Marked Disproportionality in Bone Size and Mineral, and Distinct Abnormalities in Bone Markers and Calcitropic Hormones in Adult Turner Syndrome: A Cross-Sectional Study

Claus Højbjerg Gravholt, Anna Lis Lauridsen, Kim Brixen, Leif Mosekilde, Lene Heickendorff and Jens Sandahl Christiansen

Medical Department M (Endocrinology and Diabetes) and Medical Research Laboratories (C.H.G., J.S.C.), and Department of Clinical Chemistry (A.L.L.), Aarhus Kommunehospital, Aarhus University Hospital, DK-8000 Aarhus C, Denmark; Department of Endocrinology (K.B.), Odense University Hospital, DK-5000 Odense C, Denmark; and Departments of Endocrinology and Metabolism (K.B., L.M.) and Clinical Chemistry (L.H.), Aarhus Amtssygehus, Aarhus University Hospital, DK-8000 Aarhus C, Denmark

Address all correspondence and requests for reprints to: Claus Højbjerg Gravholt, M.D., Ph.D., Medical Department M (Endocrinology and Diabetes) and Medical Research Laboratories, Aarhus Kommunehospital, Aarhus University Hospital, DK-8000 Aarhus C, Denmark. E-mail: . ch.gravholt{at}dadlnet.dk

Abstract

Most women with Turner syndrome (TS) have no gonadal activity and thus lack estrogen. Bone mineral density (BMD) is often reduced, leading to an increased risk of osteoporosis and fractures. However, growth retardation with reduced final height and other endocrine disturbances may compromise interpretation of skeletal measurements. The aim of the present study was to explore skeletal findings, bone metabolism, and calcium homeostasis in TS. Sixty women with TS (age, 37 ± 9 yr) and 181 normal age-matched female controls were studied. Bone area (A; square centimeters), bone mineral content (BMC; grams), area-adjusted BMD (aBMD; grams/square centimeter), and volumetric BMD (vBMD; grams/cubic centimeter) were measured at lumbar spine, femoral neck, and forearm using dual energy x-ray absorptiometry. Twenty-eight percent had osteopenia, and 23% had osteoporosis, according to World Health Organization criteria. At the lumbar spine, A, BMC, aBMD, and vBMD were reduced by 18, 27, 11, and 6%, respectively; at the femoral neck, A, BMC, and aBMD were reduced by 2, 10, and 8%, respectively, whereas the 9% reduction in vBMD was insignificant (P = 0.07); and in the forearm, A, BMC, and aBMD were reduced by 53, 55, and 9%, respectively. Bone markers indicated an enhanced bone resorption (21 and 23% increase in C-terminal and N-terminal cross-linking telopeptides of type I collagen/creatinine, respectively) with unchanged (osteocalcin, procollagen I N-terminal propeptide) or reduced (54% reduction in bone alkaline phosphatase) bone formation. Plasma levels of calcium and 25-hydroxyvitamin D (26%) were reduced, and PTH levels increased (74%) in TS. IGF-I (30%), IGF binding protein 3 (18%), testosterone (50%), and SHBG (40%) were reduced in TS.

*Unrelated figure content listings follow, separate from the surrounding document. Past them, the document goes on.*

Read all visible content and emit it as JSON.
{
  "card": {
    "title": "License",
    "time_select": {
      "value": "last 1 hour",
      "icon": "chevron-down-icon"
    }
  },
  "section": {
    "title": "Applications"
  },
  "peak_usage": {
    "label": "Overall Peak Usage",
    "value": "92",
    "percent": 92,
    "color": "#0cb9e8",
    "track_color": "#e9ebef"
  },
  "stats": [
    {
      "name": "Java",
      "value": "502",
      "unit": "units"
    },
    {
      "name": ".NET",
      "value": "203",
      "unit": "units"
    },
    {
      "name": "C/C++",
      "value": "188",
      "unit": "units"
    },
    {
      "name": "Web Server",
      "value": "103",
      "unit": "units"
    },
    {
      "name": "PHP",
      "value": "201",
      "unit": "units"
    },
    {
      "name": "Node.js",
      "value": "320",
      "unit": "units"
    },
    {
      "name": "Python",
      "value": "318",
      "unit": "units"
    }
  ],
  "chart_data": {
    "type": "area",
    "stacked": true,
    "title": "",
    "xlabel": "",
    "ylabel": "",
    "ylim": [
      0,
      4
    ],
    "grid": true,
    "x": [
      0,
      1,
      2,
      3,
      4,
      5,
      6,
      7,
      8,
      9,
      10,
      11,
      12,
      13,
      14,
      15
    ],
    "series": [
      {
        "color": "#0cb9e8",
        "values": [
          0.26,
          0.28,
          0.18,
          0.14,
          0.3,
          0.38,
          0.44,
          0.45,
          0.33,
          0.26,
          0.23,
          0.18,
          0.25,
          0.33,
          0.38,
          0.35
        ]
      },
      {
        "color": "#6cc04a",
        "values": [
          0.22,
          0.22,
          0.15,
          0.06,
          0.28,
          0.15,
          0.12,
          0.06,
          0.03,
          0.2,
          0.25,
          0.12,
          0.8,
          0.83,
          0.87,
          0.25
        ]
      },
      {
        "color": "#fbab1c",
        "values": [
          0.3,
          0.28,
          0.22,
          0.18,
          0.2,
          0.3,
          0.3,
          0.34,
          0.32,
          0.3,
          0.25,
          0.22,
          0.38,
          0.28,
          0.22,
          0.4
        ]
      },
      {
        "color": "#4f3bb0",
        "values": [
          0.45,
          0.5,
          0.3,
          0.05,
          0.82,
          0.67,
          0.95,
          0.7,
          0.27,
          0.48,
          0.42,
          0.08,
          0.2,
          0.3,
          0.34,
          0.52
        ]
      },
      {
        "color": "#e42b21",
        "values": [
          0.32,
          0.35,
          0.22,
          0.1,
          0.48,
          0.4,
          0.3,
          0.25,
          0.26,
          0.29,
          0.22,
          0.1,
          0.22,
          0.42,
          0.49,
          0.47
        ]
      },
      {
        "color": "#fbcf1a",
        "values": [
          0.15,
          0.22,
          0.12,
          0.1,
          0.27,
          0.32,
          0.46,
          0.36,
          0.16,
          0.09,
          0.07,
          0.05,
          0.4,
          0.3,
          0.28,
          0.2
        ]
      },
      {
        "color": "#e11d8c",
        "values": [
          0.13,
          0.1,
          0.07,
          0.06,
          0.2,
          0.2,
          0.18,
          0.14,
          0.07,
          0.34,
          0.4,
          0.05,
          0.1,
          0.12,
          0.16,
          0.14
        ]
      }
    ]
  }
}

In summary, A, BMC, and aBMD were found to be universally reduced in TS, whereas vBMD was slightly reduced in the spine. Increased resorption of bone was present, with normal or blunted bone formation, suggesting uncoupling or imbalance in bone remodeling. Skeletal changes may be induced by chromosome abnormalities or by secondary endocrine or metabolic changes related to a relative estrogen deficiency, testosterone deficiency, reduced IGF-I, low vitamin D status, and secondary hyperparathyroidism.